On Friday, in Paris:
Shakespeare and Company presents Cecilia Woloch's Paris Poetry Workshop. A tradition for many local and visiting poets, this May workshop is now in its eighth year. It introduces English speaking poets from various corners of the map to one other and to local audiences and writers. My friend Jennifer Huxta will be reading.
When: 15 May 2009; 7 pm
Where: Shakespeare and Co. bookstore, 37 rue de la Bûcherie 75005 Paris


About the series and the poets:
BACK ROOM POETS has provided a valuable forum for Oxford-based poets to perform and 
discuss their work for many years, and continues to present live poetry to a wider
audience, most recently at the Oxfringe Festival and at Art Jericho, Liz Birchall
has been a member since the foundation of the group. Her collection *The Forest that
Sailed Away* pays homage to Wychwood Forest, and she is now working on a cycle about
bees. Josephine von Zitzewitz has been a member since 2004 and is currently working
on a D.Phil on Russian Literature of the 1970s at St John's College.

PETER ROBINSON has published nine books of his own poetry, the latest of which is
*The Look of Goodbye: Poems 2001 - 2006* (Shearsman Books, 2008) as well as a
collection of aphorisms and translations from Italian and Japanese. He has also
engaged with a poetry as a critic and editor. His own poetry has been described
as exhibiting 'the urgencies of new creations' (Roy Fisher) and as 'some of the
most courageous poetry written in Englsh' (Adam Piette). His most recent work has
been praised for its 'intense but nuanced detail ' , the subtlety of its syntax,
and its ' unconventional rhythmic virtuosity ' (Jacket Magazine). Having held
a variety of academic posts in the UK and Japan, he currently teaches at the
University of Reading.

BRIAN CATLING 'has been exhibiting and publishing internationally since the 1970s, haunting
zones mostly unregulated by
institutions or the art market' (frieze). He says of himself: 'I am obsessively
engaged in the collision of separate activities
that sometimes fuse together in a hybrid event -- they being the
writing of poetry, the constructing of sculptural installation
and the action of performance.' He has published
eight books of
poetry and a collection of his poetry, *A Court of Miracles*, is due soon from Etruscan Press.
He is a Professor at the Ruskin
School of Drawing and Fine Art, and a Fellow of Linacre College.
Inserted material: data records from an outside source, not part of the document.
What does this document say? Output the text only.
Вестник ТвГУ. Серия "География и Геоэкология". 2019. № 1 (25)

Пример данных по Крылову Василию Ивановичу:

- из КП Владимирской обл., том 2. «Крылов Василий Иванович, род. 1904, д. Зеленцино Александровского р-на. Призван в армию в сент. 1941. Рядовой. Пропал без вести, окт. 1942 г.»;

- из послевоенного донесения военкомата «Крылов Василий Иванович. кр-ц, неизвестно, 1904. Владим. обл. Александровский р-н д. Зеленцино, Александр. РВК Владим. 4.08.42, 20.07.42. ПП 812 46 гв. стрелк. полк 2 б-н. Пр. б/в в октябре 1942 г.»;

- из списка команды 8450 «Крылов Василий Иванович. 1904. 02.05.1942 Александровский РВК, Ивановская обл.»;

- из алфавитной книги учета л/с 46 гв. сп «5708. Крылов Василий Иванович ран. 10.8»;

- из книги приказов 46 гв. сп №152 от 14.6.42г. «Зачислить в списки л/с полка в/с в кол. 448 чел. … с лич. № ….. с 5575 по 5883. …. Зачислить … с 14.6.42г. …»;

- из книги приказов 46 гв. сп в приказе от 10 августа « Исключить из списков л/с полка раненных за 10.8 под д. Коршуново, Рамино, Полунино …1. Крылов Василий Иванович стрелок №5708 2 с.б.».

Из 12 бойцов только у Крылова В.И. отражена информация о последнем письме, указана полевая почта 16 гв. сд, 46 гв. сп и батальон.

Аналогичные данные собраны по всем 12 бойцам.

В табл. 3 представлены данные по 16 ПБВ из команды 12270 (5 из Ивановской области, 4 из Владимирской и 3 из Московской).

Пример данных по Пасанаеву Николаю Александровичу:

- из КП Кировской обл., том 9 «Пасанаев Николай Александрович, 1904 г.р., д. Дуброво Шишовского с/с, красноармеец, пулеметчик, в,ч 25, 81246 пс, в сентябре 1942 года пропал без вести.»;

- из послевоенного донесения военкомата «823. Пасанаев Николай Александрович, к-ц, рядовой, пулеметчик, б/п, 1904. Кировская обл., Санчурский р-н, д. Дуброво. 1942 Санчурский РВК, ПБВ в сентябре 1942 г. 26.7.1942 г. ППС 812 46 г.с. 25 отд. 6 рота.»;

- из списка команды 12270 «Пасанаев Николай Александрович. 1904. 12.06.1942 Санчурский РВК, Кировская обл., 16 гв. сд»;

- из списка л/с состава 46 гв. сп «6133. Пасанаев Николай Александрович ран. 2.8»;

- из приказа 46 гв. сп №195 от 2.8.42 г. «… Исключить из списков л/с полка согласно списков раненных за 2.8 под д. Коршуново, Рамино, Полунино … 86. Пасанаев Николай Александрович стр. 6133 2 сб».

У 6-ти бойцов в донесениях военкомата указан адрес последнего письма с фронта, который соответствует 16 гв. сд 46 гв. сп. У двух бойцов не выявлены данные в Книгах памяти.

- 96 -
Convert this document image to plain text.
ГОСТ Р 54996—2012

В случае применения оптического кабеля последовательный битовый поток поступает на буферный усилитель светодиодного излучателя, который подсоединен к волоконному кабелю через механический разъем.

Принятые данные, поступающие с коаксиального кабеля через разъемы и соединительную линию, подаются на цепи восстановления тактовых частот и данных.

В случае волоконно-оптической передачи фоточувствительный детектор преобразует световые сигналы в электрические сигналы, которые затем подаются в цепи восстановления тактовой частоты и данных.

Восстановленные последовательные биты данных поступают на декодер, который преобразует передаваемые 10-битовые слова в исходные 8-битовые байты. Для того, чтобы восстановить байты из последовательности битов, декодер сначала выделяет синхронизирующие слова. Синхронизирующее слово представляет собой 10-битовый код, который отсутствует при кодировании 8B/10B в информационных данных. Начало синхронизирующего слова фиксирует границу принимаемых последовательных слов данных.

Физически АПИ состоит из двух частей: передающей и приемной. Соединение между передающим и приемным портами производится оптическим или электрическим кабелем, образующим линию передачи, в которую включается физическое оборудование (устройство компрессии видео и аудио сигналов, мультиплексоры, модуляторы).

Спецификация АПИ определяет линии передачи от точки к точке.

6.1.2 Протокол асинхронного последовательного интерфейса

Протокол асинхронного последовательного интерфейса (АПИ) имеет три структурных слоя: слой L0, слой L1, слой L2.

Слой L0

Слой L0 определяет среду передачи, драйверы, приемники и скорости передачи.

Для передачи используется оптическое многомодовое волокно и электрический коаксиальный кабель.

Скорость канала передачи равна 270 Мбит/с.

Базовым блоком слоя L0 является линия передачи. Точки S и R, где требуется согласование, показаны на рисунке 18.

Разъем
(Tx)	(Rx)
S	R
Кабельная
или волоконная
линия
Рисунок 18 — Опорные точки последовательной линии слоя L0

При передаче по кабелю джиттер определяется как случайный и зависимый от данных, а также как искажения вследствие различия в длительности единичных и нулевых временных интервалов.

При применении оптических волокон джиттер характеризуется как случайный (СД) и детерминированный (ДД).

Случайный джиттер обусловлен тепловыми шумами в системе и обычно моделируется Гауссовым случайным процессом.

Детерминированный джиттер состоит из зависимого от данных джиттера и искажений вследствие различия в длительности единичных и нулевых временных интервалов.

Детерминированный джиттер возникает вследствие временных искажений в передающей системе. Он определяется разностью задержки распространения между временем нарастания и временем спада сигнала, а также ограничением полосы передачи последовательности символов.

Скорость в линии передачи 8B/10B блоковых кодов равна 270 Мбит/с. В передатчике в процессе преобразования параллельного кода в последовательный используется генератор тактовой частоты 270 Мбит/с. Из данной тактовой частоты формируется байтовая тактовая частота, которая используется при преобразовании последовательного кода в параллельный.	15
VAHNI CAPILDEO is 'one of the most exciting and ambitious young Caribbean writers at work today ' (Antilles).
Her debut
collection of poems, *No Traveller Returns* (2003), was praised for its elegance and originality.
It was followed by *Person
Animal Figure* (2005), a series of dramatic monologues. Her third book,
*The Undraining Sea*, will be published in 2009. She
currently lives in Oxford, where she previously completed a
D.Phil on Old Norse, in 2000. She will be reprising a successful collaboration with members of the well-known
Oxford Improvisers
at this year's Oxfringe Festival.

Tuesday, May 5, 2009

Movement of her Mouth

There are eight walls to the room. A green couch.
Tiles around the fireplace depict scenes from the bible
and her voice dropped in from another time. It's not
insistent, this distraction, this obnoxious presence
of desire. Manipulation of the mind. The hand reaches out
to nothing, confusing implications of a board game
with wine. What concerns me is lack
disguised as wanting, or the color of her shoes
under a microscope. Red to be walked on by.
It's not that she does not say anything
but that the red drips from her mouth
to her shoes and perpetually twisting time.